LONDON (Reuters) - British Olympic Association (BOA) chairman Colin Moynihan expressed cautious optimism on Monday that the Court of Arbitration for Sport (CAS) will uphold Britain’s lifetime Olympic ban for drug offenders.
The independent Lausanne-based body met in London to hear a BOA appeal against a World Anti-Doping Agency (WADA) ruling that a lifetime ban is illegal. A decision is expected in mid-April.
Under the BOA rule, sprinter Dwain Chambers and cyclist David Millar will miss this year’s London Games. WADA rules specify a maximum two-year ban for a first offence.
”I am cautiously optimistic,“ Moynihan told Sky Sports television outside the BOA’s London headquarters. ”I think we put a really strong case today on behalf of the athletes.

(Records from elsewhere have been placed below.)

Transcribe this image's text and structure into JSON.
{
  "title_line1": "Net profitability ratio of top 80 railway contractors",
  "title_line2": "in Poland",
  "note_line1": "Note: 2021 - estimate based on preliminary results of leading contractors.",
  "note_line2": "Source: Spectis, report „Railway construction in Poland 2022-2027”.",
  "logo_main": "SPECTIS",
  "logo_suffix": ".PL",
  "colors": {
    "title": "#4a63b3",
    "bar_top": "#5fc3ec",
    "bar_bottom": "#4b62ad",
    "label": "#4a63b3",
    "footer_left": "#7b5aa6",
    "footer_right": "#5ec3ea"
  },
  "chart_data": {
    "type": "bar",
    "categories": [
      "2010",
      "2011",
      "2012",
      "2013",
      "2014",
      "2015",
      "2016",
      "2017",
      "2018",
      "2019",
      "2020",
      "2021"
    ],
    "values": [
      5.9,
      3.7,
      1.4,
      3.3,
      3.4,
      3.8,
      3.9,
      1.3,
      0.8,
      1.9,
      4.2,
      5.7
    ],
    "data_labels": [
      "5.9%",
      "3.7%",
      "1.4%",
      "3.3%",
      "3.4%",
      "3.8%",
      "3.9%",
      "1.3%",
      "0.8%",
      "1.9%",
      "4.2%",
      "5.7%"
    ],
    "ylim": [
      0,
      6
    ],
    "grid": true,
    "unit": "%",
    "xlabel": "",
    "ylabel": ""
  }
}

”Our selection policy is there with overwhelming support from the athletes. That simply says that we will only accept clean athletes, we won’t select those who have knowingly cheated clean athletes out of a place on the team.
“We put that very strongly to the tribunal and had great legal representation. Seven and a half hours later I am cautiously optimistic. We couldn’t have put a stronger case.”
Chambers, who won a bronze medal in the 60 meters at the world indoor championships in Istanbul at the weekend, said he had been trying not to think about the CAS decision.
“I‘m just going to train because that’s all I know how to do,” he said. “I can’t try to be a lawyer, I‘m not qualified.”
However, London Games organizing committee chairman Sebastian Coe, also talking to reporters in Istanbul, said Chambers should not be allowed to compete.
“For me this is not anti-Dwain Chambers,” Coe said. “I do believe this is actually about the autonomy of sporting organizations to make judgments and byelaws that they think are in the best interest of their sports.”